Read Tom W. Bell for more, including his intriguing idea for “double democracy” and a generous appreciation of dominant assurance contracts.

How I think about vocabulary

Relative to my education, including self-education, I think of myself as commanding only a limited English-language vocabulary.  Some of this comes from having studied two foreign languages as an adult, which means picking up vocabulary in other languages instead, as the marginal value of a word in the foreign language usually will be higher.  Another factor is the complementarity of “direct speech” modes and a fairly modest vocabulary; it doesn’t make sense to talk common sense and suddenly interject “albescent.”

There is also a third reason.  I think of “flowery” vocabulary as operating against what Richard Hamming calls “compound learning.”  Compound learning occurs when your new learning, and your new analysis, builds steadily upon the old.  Over time, learning is a bit like compound interest and it cumulates.

When compound learning is possible, you wish to keep a relatively well-defined set of analytic pieces on the table.  It is fine and indeed essential to add to those pieces, but then the new piece should be one that will stick around for a while, again so that you may learn with it.  Furthermore it should be readily shared with other people, used with ease on the blog or Twitter, and stick in your mind without much if any effort.  It’s a bit like having a consistent programming language or micro model to share across a lunch table, or indeed with yourself over time.

Should I write of a “velleity,” or of a slight, non-fervent wish?

The former seems to me rather periphrastic.

Why do American movie theaters now have assigned seats?

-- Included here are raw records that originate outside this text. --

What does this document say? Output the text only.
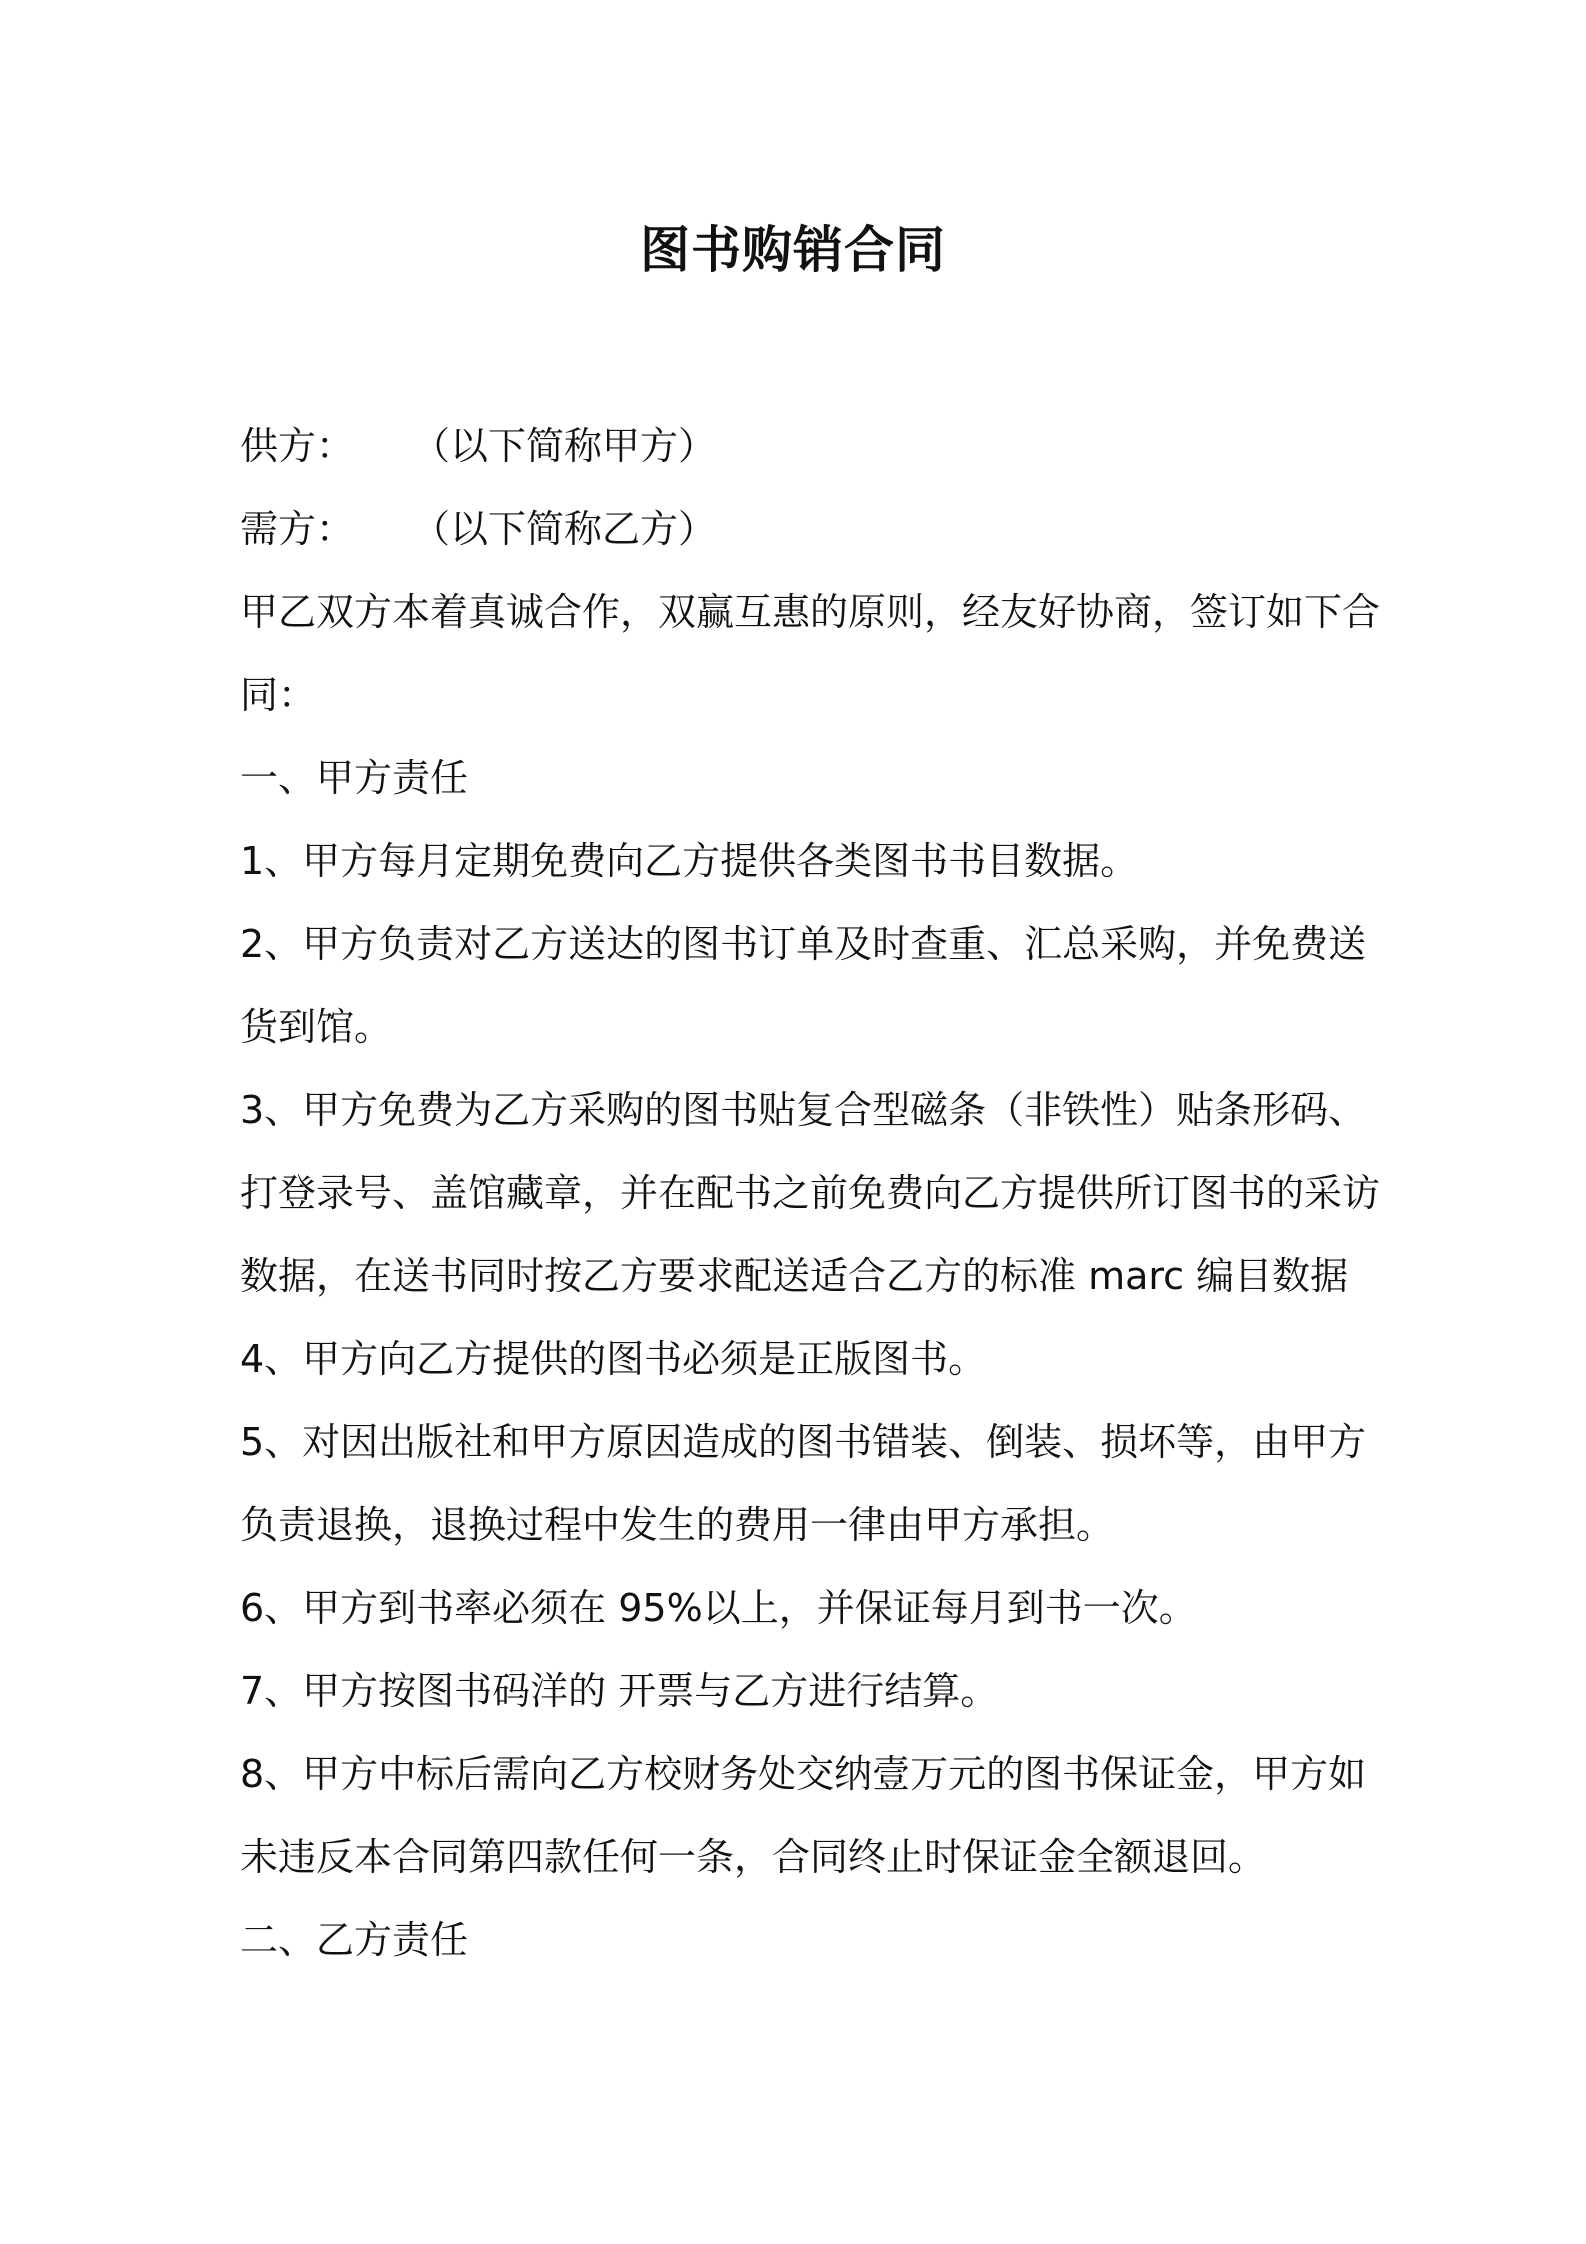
图书购销合同
供方： （以下简称甲方）
需方： （以下简称乙方）
甲乙双方本着真诚合作，双赢互惠的原则，经友好协商，签订如下合
同：
一、甲方责任
1、甲方每月定期免费向乙方提供各类图书书目数据。
2、甲方负责对乙方送达的图书订单及时查重、汇总采购，并免费送
货到馆。
3、甲方免费为乙方采购的图书贴复合型磁条（非铁性）贴条形码、
打登录号、盖馆藏章，并在配书之前免费向乙方提供所订图书的采访
数据，在送书同时按乙方要求配送适合乙方的标准 marc 编目数据
4、甲方向乙方提供的图书必须是正版图书。
5、对因出版社和甲方原因造成的图书错装、倒装、损坏等，由甲方
负责退换，退换过程中发生的费用一律由甲方承担。
6、甲方到书率必须在 95%以上，并保证每月到书一次。
7、甲方按图书码洋的 开票与乙方进行结算。
8、甲方中标后需向乙方校财务处交纳壹万元的图书保证金，甲方如
未违反本合同第四款任何一条，合同终止时保证金全额退回。
二、乙方责任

Jeff Ely has a hypothesis:

Everyone who has armchair-theorized why movie theaters don’t sell assigned seats in advance is now obligated to explain why this has changed and how that’s consistent with their model.

I will start.  My theory was based on the value of advertising to movie-goers who must arrive early to get preferred seats and then are a captive audience.  This has become significantly less valuable now that said movie-goers can bring their own screens and be captive to some other advertiser.